Австралийца Томми Эммануэля прекрасно знает весь мир. Он, виртуоз-импровизатор, автор собственной уникальной техники игры на гитаре, благодаря которой во время выступления становится и солистом, и аккомпаниатором самому себе. Не имея музыкального образования и даже — по его словам — не зная нот, он начал с того, что стал одним из самых востребованных в Австралии сессионных музыкантов, затем, начав сольную карьеру, выступал на всех континентах, играл и записывался с самыми разными музыкантами — от Чета Эткинса до Стива Вая… Помимо гитары, играет на банджо, мандолине, ударных инструментах и иногда поет. На его счету — 29 студийных и концертных альбомов; последний его релиз — виниловая сорокапятка с Imagine Джона Леннона.
Несколько лет назад перед очередным российским туром мне довелось поговорить с Томми; фрагменты этого разговора — перед вами.
— Знаете, когда я работал на радио, я часто ставил в эфир ваш совместный альбом с Четом Эткинсом.

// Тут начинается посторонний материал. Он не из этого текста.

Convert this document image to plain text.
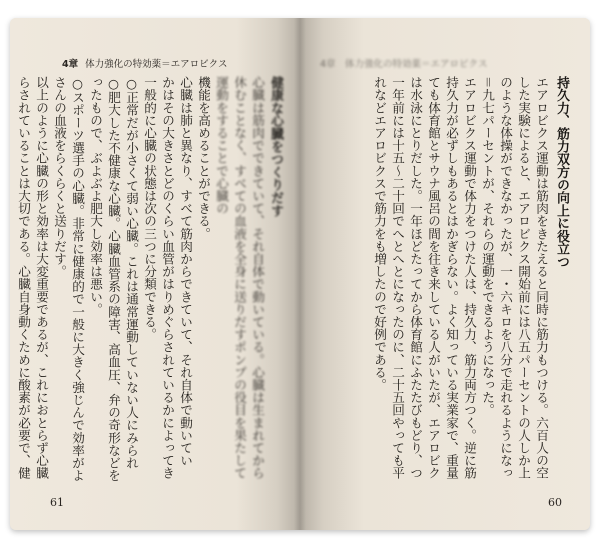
4章 体力強化の特効薬＝エアロビクス
健康な心臓をつくりだす
心臓は筋肉でできていて、それ自体で動いている。心臓は生まれてから
休むことなく、すべての血液を全身に送りだすポンプの役目を果たして
運動をすることで心臓の
機能を高めることができる。
心臓は肺と異なり、すべて筋肉からできていて、それ自体で動いてい
かはその大きさとどのくらい血管がはりめぐらされているかによってき
一般的に心臓の状態は次の三つに分類できる。
○正常だが小さくて弱い心臓。これは通常運動していない人にみられ
○肥大した不健康な心臓。心臓血管系の障害、高血圧、弁の奇形などを
ったもので、ぶよぶよ肥大し効率は悪い。
○スポーツ選手の心臓。非常に健康的で一般に大きく強じんで効率がよ
さんの血液をらくらくと送りだす。
以上のように心臓の形と効率は大変重要であるが、これにおとらず心臓
らされていることは大切である。心臓自身動くために酸素が必要で、健
61
4章　体力強化の特効薬＝エアロビクス
持久力、筋力双方の向上に役立つ
エアロビクス運動は筋肉をきたえると同時に筋力もつける。六百人の空
した実験によると、エアロビクス開始前には八五パーセントの人しか上
のような体操ができなかったが、一・六キロを八分で走れるようになっ
＝九七パーセントが、それらの運動をできるようになった。
エアロビクス運動で体力をつけた人は、持久力、筋力両方つく。逆に筋
持久力が必ずしもあるとはかぎらない。よく知っている実業家で、重量
ても体育館とサウナ風呂の間を往き来している人がいたが、エアロビク
は水泳にとりだした。一年ほどたってから体育館にふたたびもどり、つ
一年前には十五～二十回でへとへとになったのに、二十五回やっても平
れなどエアロビクスで筋力をも増したので好例である。
60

— О, как это приятно! Да и Чет был бы вам благодарен за это. Он был великий учитель, большой мастер, великий музыкант, наставник с большой буквы Н. Он очень многому меня научил, и прежде всего тому, что свои границы ты определяешь сам. При этом он был джентльмен старой школы, невероятно консервативный в частностях — но совершенно открытый в главном. Я для 20-летних и сам уже давно старикан, и понимаю теперь, как на меня смотрел Чет — снисходительно, конечно. Но он был добр и умел слышать других, у него была щедрая душа. Да, конечно, он шел от кантри — но и Бах, и «Битлз» были для него равны, по крайней мере, он играл их с одинаковым почтением… Наш альбом, кстати — практически последняя запись Чета. Ему тогда было 73 года.
— Вы много работали как сессионный музыкант до того, как стали сольным артистом. С кем доводилось играть?
— Я вообще хотел стать именно студийным музыкантом, — и уехал в Сидней, работал в студии с сотнями музыкантов и групп. В студийной работе есть большая мудрость и польза, приобретаешь невероятный опыт, играешь с разными людьми и от каждого учишься чему-то. Было непросто: я самоучка, нот не читаю… но потом все пошло на лад. Я работал в основном в Австралии, редко — в США, однажды работал с Дэйви Джонсом из The Monkees, записывался с Men At Work, Air Supply… Но в студии ты выполняешь желания заказчика, твое мнение никого не интересует: сегодня рок, завтра кантри, послезавтра хэви метал… Так что есть плюсы, есть и минусы.
— Когда вы решили выступать соло, вы понимали, чего хотите?
— Я хотел выступать на сцене с собственными композициями, хотел сочинять свою музыку, хотел исполнять нравящиеся мне чужие вещи. Один. Моя техника, которая к тому времени уже была отработана во многом, позволяла мне понимать, что я вполне обойдусь без подельников. И это давало мне невероятный уровень свободы.
— Вы привыкли к этому одиночеству?
— Наверное, к этому привыкнуть нельзя… На сцене я чувствую прежде всего ответственность. Все эти люди пришли сюда, чтобы послушать меня, и я не имею права их разочаровать, подвести, дать им обмануться в выборе… Вот примерно так я чувствую себя всякий раз, выходя на сцену, и чувство это не ослабевает.
— Какому носителю вы отдаете предпочтение? Стриминг, файлы, компакт-диски, может быть, виниловые грампластинки?
— Я не коллекционер. Конечно, у меня есть какое-то количество компактов, у меня с собой айпод с mp3-файлами, но… если честно, винил до сих пор мне нравится больше всего!
— Я слежу за вашими соцсетями, и заметил, что вы выступаете и на сценах больших городов, и в провинциальных небольших местечках…
— Я очень люблю играть в незнакомых местах! Это как проверка: смогу ли я завоевать симпатии людей, которые ничего про меня не знают? И потом, это невероятно интересно. Гастрольный ритм непрост, увидеть много никогда не удается, да и сам я не записной путешественник, не охотник до достопримечательностей, но выступить в маленьком провинциальном зале меня ну просто хлебом не корми!